Sem assunto pra nada. Silêncio pleno em meus neurônios. Vou tratar de lavar a louça do almoço e aguardar um barulho qualquer na cachola. Ideias fazem confusão e provocam encrencas. E vai daí que desligo o computador e vou atrás do silêncio das ruas e avenidas. Carros e ônibus andam silenciosos aos meus olhos, passando e levando homens e mulheres para seus destinos, uns ainda adormecidos, outros chateados com o salário, mas todos seguindo o silêncio de seus pensamentos, sonhando acordado, olhando pela janela do busão um outro canto da vida, as vitrines, as casas e seus quintais, a praça bem cuidada, e os namorados de mãos dadas. E assim se segue a poesia dos sonhos e vamos em frente.
Tantos pássaros, tantos ventos, ventanias, água batendo na calha, na pedra, tantos sons de viola, de violinos, pianos e línguas. Viver é complicado, bem sabe o raro leitor.
Mas tudo tem um propósito de melhorar os homens para a grande aventura de sobreviver e garantir a vida de seus filhos, netos e afins. Os pássaros fazem isso. Os ursos também. Os peixes, quem diria, voltam ao lugar onde nasceram para colocar seus filhos.
A vida só não é boa para quem não entende a imensurável razão da Natureza. Ou da sua estupidez. E assim nascem os ditadores, os genocidas, os terroristas. E não adianta qualquer carinho, um pouco de compaixão, de amor, pois essa gente não entende o toque de um beijo em seu rosto, um vento que balança a roseira, a chuva que lhe garante água e alimento.
Não falo aqui de política de homens idiotas.
A única política que entendo é a do Sol que todas as manhãs segue o seu destino, sem religião, sem voto, sem SUS, sem previdência, sem décimo terceiro salário, sem férias, e sempre cumprindo o destino natural dos átomos do Universo. E sem fazer ruídos. Pelo menos a nós que estamos tão distantes da sua música explodindo átomos e luz.
Acabei de ler algumas páginas de um livro de poesias de Abílio Victor, poemas sertanejos, e as suas palavras fizeram muito barulho nos meus silenciosos neurônios. E é assim o trabalho das palavras: acordar palavras que estão adormecidas em nossos átomos.

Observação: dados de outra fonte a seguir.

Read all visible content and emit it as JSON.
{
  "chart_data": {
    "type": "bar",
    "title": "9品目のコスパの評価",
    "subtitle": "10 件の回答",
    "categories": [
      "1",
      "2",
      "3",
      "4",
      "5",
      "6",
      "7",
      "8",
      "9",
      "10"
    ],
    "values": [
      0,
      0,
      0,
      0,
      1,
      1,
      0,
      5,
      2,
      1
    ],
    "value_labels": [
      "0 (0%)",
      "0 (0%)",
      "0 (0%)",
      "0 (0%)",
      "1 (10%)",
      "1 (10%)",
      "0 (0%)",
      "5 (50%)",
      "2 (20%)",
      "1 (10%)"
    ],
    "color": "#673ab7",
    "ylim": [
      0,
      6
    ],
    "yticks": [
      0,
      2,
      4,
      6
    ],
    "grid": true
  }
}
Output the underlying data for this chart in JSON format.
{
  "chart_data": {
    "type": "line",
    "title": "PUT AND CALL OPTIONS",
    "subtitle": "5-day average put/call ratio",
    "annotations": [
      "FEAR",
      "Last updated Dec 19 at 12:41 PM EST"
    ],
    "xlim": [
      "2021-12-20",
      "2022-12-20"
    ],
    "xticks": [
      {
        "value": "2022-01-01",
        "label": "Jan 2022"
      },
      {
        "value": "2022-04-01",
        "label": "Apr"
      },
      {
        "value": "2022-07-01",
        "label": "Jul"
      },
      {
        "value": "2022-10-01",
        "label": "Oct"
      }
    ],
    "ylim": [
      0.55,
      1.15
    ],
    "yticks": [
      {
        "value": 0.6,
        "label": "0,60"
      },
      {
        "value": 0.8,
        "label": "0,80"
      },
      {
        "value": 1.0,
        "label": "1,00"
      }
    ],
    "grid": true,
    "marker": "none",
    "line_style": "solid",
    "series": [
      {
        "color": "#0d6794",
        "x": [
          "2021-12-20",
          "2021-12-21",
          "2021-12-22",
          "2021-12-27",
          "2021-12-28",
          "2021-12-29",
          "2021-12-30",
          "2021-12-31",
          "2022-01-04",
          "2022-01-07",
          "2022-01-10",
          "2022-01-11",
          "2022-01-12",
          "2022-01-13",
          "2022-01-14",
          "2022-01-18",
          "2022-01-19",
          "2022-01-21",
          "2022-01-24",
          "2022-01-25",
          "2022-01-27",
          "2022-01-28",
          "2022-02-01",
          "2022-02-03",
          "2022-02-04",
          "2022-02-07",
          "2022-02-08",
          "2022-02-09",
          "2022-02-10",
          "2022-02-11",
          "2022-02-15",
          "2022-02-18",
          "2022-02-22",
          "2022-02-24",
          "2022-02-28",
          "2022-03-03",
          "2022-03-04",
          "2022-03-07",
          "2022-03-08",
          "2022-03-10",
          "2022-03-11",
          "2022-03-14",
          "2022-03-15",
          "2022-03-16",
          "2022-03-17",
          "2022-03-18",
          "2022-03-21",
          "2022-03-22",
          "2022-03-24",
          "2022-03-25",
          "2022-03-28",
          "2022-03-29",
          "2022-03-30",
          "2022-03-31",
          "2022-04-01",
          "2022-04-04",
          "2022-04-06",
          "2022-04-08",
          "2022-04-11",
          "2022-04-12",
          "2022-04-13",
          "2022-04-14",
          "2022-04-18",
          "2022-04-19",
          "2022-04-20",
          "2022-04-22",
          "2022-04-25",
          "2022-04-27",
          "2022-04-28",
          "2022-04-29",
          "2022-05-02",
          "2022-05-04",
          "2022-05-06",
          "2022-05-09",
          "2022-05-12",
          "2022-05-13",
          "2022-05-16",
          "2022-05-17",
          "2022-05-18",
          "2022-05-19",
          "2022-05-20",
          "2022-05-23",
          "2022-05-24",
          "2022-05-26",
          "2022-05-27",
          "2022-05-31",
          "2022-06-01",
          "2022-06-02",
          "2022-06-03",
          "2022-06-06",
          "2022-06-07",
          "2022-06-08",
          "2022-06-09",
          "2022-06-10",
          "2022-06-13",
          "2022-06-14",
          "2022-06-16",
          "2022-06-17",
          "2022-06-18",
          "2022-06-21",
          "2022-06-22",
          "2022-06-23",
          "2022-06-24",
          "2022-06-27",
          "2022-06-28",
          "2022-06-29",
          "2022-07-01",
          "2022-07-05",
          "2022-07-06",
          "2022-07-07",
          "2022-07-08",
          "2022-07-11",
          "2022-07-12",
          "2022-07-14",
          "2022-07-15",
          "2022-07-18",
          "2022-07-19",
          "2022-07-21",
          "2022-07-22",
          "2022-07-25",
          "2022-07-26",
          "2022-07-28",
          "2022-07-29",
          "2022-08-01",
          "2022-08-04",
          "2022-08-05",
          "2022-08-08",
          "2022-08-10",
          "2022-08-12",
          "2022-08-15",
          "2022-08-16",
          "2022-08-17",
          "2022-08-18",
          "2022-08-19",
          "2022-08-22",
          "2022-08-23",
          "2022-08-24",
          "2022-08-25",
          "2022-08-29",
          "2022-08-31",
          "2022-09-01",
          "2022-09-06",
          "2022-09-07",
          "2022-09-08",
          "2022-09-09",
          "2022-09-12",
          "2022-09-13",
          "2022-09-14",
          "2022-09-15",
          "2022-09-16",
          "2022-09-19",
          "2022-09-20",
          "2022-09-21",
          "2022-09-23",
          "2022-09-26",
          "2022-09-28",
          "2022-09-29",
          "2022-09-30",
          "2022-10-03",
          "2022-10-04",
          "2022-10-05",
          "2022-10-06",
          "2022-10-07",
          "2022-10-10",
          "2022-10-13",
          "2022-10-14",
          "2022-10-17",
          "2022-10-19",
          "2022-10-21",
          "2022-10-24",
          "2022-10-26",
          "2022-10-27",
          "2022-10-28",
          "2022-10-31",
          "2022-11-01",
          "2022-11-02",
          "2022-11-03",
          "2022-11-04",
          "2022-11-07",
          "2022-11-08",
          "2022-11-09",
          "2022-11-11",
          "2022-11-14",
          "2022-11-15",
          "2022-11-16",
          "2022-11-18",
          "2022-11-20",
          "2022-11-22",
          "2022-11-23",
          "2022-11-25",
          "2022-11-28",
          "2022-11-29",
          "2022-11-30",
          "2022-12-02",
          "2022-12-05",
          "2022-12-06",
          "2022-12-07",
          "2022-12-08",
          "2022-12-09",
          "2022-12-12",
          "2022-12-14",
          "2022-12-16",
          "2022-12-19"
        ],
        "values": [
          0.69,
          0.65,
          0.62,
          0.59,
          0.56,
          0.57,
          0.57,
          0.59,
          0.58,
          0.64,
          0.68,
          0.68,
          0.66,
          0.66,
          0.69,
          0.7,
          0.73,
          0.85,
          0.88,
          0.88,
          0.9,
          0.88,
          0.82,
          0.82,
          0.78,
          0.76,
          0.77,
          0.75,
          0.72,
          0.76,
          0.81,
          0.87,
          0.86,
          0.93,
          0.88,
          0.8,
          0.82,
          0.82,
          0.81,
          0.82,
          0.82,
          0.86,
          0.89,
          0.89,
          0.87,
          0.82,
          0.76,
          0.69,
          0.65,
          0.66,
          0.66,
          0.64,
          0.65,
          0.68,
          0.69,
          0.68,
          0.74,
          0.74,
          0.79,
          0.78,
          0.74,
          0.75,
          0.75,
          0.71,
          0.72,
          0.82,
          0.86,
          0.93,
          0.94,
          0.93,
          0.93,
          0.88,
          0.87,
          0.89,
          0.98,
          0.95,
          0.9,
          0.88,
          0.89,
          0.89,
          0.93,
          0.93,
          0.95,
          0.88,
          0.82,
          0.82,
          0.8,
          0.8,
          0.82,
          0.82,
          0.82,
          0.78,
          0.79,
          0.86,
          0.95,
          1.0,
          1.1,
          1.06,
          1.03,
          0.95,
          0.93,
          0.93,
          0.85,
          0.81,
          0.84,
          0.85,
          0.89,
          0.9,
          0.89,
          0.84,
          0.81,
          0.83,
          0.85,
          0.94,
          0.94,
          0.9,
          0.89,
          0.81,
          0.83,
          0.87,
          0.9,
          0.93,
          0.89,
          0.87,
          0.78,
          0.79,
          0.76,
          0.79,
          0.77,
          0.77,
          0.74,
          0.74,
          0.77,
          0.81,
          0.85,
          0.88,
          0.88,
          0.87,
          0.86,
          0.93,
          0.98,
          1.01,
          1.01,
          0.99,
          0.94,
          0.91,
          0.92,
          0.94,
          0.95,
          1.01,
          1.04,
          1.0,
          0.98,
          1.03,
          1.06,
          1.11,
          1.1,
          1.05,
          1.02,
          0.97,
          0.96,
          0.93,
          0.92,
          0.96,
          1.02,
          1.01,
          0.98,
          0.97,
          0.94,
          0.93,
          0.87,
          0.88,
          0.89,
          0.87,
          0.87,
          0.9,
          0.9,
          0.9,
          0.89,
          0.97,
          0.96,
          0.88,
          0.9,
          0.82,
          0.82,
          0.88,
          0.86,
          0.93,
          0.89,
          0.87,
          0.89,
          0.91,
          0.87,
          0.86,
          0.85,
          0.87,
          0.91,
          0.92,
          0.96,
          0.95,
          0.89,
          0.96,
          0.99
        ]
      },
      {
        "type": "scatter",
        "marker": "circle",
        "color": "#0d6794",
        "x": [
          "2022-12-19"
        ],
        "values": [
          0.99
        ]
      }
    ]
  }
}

São tempos de muitos ruídos idiotas, de uma gente que fala em voto impresso, mesmo que tenha sido eleito pelo voto da urna. Falo assim por dizer que nada faz tanto barulho quanto a língua de um fascista. Porém, me basta fechar os ouvidos para não sofrer de falta de compaixão, de amor ao próximo enfim, para com essas pessoas. Não, por favor, não entenda que não sei perdoar. Já perdoei os caras que me deixaram surdo de um ouvido e quebraram meus dentes. Eles bem sabiam o que estavam fazendo – e assim merecem meus mais sinceros perdões.
E aqui estou com os ruídos das minhas palavras. E vou seguir em frente até que elas acordem outras que estão dentro da minha cachola, amedrontadas, nervosas, e, digo eu, acovardadas.
Sim, tenho um lado covarde que me impediu de dar um murro moral no nariz de um cara caloteiro de jornalistas. E ele ainda anda por aí com o seu cabelo engomado e vestindo o terno que irá lhe servir de abrigo ao tempo final. E isso me faz lembrar que não tenho um terno para que me guardem com certa elegância que, bem sei, não tenho. Mas tenho pessoas que gostam de mim, filhos, netas, amigos e uma moça que cuida dos meus cabelos, pernas e joelhos.
Levanto cedo e preparo o chá matinal da companheira, aquecendo o seu pão com nozes. E faço rápido o meu café e forro minha fatia de pão integral com qualquer lambreca de requeijão. E tudo isso no mais absoluto silêncio. O Sol da manhã agradece a deferência e o meu passarinho fica à vontade para cantar.
E é assim que a vida segue com seus ruídos e barulhos.
E é assim que fecho as portas do apartamento quando a hora do silêncio chega aos travesseiros. E a vida respira ao meu lado, serena e esplendidamente bela. E assim agradeço e adormeço – nos braços de um comprimido de Prisma, é claro. Ninguém é perfeito, devo dizer. Nem o barulho e o silêncio.